観る者を翻弄する“オゾン流”ミステリーの神髄とは?

オゾン監督からの挑戦状ともいうべき本作だが、監督自身がトリックについて少しのヒントをくれた。「このスリラーは、結局クロエが自分自身のミステリーを解いていく、自分自身を探索していく物語。私は観客に、ヒロインの頭の中、体の中にダイブしてほしいと思って作った。最初の10分だけに言葉を凝縮して、あとは視覚的に語る、あえてそうした構成にしているんだ」。
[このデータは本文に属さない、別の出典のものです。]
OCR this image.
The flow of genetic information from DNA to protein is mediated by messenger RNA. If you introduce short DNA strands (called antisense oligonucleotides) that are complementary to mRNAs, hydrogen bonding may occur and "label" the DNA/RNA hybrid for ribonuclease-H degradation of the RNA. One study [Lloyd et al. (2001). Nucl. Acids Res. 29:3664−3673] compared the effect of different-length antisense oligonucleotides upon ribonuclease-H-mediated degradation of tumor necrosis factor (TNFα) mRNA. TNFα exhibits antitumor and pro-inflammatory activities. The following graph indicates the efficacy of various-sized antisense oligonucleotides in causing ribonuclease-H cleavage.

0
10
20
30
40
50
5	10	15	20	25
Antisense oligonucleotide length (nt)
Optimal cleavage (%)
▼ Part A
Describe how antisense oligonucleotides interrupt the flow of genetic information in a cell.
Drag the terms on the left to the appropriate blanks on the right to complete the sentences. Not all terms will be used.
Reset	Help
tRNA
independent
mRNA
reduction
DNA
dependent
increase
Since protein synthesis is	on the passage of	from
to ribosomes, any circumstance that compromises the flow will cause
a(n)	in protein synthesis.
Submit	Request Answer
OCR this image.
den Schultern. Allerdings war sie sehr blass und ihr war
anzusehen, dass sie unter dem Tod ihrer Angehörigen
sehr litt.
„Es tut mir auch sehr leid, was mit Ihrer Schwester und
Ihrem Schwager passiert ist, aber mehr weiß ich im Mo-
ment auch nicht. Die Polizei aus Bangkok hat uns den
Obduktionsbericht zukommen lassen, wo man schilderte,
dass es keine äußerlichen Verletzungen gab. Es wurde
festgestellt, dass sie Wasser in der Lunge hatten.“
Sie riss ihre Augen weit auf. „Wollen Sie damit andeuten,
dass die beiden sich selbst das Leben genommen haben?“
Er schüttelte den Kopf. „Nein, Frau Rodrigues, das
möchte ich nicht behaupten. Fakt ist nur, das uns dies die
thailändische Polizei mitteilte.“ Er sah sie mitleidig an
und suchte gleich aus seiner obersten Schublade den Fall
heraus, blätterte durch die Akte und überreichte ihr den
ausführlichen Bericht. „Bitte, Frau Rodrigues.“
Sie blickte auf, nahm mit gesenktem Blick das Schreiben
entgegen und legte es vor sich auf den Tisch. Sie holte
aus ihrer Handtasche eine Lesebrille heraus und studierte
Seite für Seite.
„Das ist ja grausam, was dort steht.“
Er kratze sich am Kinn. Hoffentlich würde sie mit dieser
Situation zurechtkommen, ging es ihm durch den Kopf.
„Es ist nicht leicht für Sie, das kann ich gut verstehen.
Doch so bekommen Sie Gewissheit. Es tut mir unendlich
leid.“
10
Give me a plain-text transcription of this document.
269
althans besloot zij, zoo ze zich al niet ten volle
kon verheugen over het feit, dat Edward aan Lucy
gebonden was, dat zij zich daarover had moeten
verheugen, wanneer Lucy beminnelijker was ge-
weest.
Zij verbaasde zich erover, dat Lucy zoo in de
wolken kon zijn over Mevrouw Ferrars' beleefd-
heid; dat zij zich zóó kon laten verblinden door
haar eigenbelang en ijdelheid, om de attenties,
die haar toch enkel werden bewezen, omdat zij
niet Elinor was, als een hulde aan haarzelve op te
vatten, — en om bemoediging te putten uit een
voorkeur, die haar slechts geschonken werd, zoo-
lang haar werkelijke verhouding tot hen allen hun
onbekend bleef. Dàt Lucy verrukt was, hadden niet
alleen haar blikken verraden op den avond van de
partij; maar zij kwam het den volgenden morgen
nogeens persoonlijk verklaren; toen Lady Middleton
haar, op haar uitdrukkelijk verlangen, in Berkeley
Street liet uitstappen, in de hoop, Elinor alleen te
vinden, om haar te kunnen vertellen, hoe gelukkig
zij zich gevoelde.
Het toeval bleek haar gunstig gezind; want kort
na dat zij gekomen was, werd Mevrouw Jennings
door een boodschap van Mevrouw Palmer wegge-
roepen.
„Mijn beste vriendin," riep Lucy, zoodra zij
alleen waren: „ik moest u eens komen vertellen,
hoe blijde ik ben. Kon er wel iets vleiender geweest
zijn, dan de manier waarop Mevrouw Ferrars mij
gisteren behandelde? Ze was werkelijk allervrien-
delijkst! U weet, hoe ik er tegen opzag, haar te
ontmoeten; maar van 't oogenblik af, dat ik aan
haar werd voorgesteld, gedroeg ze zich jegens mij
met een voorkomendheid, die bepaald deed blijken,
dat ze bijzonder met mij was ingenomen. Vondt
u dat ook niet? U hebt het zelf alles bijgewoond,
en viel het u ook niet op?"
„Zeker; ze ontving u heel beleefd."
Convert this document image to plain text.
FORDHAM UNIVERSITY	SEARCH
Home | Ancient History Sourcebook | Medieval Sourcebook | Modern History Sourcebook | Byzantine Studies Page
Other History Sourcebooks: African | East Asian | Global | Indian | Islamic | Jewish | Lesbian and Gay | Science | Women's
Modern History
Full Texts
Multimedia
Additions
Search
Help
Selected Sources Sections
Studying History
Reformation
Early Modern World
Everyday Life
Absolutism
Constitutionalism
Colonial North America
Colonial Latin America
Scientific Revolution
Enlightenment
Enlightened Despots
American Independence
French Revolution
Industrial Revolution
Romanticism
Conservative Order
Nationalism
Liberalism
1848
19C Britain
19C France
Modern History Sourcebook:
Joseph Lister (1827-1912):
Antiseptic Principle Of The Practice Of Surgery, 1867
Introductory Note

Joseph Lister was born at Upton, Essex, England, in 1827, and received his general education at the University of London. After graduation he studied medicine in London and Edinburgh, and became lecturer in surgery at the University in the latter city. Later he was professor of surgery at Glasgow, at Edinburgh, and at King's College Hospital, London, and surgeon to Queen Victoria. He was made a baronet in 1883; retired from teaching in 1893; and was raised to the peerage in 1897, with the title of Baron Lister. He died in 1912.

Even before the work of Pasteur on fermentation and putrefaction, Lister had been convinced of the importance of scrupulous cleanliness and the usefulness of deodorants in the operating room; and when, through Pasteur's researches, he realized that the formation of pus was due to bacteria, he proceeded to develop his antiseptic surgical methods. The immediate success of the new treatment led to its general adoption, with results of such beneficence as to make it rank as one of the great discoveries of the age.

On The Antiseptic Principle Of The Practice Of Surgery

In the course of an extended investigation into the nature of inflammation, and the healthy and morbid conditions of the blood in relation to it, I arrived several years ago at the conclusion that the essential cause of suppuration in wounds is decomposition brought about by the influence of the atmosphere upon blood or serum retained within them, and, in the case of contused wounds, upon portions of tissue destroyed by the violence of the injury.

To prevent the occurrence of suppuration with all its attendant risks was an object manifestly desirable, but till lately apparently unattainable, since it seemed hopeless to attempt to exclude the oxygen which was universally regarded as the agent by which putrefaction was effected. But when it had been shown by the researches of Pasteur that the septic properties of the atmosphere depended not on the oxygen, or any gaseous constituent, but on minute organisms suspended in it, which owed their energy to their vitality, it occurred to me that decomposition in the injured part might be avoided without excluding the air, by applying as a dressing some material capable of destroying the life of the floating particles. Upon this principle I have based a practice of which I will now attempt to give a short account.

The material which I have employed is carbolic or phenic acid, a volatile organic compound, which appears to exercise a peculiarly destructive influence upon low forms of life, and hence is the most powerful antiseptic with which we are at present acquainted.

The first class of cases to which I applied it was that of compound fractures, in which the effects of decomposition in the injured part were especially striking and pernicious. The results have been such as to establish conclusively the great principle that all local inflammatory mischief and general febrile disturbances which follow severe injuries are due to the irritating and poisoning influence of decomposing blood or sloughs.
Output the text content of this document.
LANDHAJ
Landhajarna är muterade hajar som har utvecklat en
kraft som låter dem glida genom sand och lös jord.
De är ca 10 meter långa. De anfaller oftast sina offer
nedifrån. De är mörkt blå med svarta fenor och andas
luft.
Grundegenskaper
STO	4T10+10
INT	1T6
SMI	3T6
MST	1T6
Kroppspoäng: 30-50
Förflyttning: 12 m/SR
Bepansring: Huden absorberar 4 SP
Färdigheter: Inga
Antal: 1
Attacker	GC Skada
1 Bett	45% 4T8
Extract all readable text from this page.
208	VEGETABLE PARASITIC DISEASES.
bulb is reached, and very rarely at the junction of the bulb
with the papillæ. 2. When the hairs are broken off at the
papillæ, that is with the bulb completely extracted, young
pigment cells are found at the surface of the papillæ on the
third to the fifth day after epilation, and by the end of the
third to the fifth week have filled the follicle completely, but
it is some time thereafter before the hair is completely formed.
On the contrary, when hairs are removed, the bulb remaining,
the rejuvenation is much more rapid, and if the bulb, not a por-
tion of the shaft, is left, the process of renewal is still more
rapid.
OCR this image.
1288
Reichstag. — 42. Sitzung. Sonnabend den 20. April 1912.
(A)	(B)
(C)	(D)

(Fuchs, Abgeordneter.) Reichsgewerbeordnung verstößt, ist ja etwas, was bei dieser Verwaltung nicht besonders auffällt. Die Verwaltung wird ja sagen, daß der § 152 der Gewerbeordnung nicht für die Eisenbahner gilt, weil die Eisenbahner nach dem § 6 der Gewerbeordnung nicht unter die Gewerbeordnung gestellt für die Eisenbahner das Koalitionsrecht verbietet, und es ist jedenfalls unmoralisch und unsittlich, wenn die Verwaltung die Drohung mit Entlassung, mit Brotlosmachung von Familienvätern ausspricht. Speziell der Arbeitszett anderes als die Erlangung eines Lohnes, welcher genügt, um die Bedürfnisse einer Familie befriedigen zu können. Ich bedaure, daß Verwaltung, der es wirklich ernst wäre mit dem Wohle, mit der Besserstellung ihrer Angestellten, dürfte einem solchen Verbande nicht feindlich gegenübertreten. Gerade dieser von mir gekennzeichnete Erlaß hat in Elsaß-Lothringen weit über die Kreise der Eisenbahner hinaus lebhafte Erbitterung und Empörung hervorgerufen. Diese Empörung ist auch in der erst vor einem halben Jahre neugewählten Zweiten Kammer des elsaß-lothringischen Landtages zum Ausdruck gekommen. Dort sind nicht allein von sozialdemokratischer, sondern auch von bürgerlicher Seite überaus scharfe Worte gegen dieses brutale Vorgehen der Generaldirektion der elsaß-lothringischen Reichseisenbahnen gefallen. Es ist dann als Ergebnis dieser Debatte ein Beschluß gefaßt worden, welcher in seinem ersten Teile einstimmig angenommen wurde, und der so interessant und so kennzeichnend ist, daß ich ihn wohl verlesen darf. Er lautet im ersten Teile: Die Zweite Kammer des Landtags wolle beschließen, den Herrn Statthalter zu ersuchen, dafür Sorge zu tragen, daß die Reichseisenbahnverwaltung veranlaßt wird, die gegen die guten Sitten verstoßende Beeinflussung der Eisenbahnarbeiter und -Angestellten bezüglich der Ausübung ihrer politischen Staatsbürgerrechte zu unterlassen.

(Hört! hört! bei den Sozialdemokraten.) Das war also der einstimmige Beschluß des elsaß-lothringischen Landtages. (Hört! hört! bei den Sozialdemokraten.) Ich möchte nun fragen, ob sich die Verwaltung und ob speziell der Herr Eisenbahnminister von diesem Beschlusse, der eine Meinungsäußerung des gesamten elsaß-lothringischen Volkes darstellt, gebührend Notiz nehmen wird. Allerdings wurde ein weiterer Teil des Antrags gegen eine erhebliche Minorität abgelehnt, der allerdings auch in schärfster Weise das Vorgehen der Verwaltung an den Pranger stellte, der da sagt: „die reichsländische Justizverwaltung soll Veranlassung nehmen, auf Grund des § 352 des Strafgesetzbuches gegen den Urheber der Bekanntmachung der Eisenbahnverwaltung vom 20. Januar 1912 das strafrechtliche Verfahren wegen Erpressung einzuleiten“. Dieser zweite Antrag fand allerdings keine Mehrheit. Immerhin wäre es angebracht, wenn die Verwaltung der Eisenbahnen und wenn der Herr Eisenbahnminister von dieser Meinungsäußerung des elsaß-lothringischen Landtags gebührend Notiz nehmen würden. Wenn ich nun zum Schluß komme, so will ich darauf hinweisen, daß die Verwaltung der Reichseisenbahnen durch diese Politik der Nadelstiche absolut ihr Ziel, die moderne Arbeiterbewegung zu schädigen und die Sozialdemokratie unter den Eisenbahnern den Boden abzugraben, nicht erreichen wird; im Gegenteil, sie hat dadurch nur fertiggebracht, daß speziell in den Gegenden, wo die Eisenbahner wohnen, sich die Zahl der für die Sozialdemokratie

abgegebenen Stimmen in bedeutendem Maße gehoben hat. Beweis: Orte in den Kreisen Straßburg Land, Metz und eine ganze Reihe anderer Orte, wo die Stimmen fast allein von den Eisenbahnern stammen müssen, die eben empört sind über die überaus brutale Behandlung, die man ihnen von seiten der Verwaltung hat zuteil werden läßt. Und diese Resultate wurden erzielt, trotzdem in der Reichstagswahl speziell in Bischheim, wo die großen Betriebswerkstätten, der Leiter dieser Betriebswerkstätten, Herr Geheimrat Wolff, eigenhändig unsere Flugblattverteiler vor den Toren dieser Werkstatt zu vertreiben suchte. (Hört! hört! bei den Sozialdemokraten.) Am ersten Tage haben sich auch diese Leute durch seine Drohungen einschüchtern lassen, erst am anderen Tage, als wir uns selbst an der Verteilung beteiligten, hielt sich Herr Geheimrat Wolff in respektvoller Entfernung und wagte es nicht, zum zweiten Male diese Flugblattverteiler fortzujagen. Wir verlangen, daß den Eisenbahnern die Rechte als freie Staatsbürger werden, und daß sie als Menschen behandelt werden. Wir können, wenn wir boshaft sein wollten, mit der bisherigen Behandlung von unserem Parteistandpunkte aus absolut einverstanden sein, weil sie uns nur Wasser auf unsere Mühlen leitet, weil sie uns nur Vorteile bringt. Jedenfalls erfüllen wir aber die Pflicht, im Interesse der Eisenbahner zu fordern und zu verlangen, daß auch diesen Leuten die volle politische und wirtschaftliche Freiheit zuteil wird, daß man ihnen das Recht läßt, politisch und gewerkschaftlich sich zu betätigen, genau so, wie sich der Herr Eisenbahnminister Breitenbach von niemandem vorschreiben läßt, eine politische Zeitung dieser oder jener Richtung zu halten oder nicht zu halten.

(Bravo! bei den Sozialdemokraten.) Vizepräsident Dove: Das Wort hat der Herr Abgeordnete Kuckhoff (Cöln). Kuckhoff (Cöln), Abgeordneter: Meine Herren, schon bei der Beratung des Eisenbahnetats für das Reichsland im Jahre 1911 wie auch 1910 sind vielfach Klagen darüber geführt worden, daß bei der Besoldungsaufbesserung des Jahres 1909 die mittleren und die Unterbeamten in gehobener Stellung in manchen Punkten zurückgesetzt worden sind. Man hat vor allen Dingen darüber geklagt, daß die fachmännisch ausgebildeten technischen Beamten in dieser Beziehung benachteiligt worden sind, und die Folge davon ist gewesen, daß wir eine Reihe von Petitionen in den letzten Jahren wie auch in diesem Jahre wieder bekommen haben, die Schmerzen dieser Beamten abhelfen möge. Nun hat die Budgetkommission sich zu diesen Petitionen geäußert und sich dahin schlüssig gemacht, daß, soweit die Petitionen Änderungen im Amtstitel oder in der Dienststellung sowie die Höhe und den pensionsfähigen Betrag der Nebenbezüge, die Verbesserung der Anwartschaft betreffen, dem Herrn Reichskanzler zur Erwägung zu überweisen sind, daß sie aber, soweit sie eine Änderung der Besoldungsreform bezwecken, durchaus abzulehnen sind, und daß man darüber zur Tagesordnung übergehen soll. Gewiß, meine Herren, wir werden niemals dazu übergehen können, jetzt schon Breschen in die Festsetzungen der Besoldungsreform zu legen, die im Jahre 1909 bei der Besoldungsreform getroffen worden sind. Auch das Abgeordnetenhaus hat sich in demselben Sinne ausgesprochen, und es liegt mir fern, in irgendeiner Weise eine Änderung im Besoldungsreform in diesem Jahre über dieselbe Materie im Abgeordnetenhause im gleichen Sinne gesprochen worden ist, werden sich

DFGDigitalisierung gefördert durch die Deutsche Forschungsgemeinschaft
そのヒントを知った上でも、謎の解き方は人によって分かれるだろう。それは監督の願いでもある。「私は映画のイチ観客としてミステリーが好きで、すべてを説明してしまわない映画が好きだ。映画というのは開かれた扉。観客がその中に入り、観終わったあとも頭の中で続いていくようなものがいい。だから私は、答えを全部は与えない。私は、質問をするためにいるのが映画監督だと思っている」と真摯に信念を語りながら、同時に多くの人に観てもらえるよう「でも、4回観れば謎はわかるよ」といたずらっぽく笑った。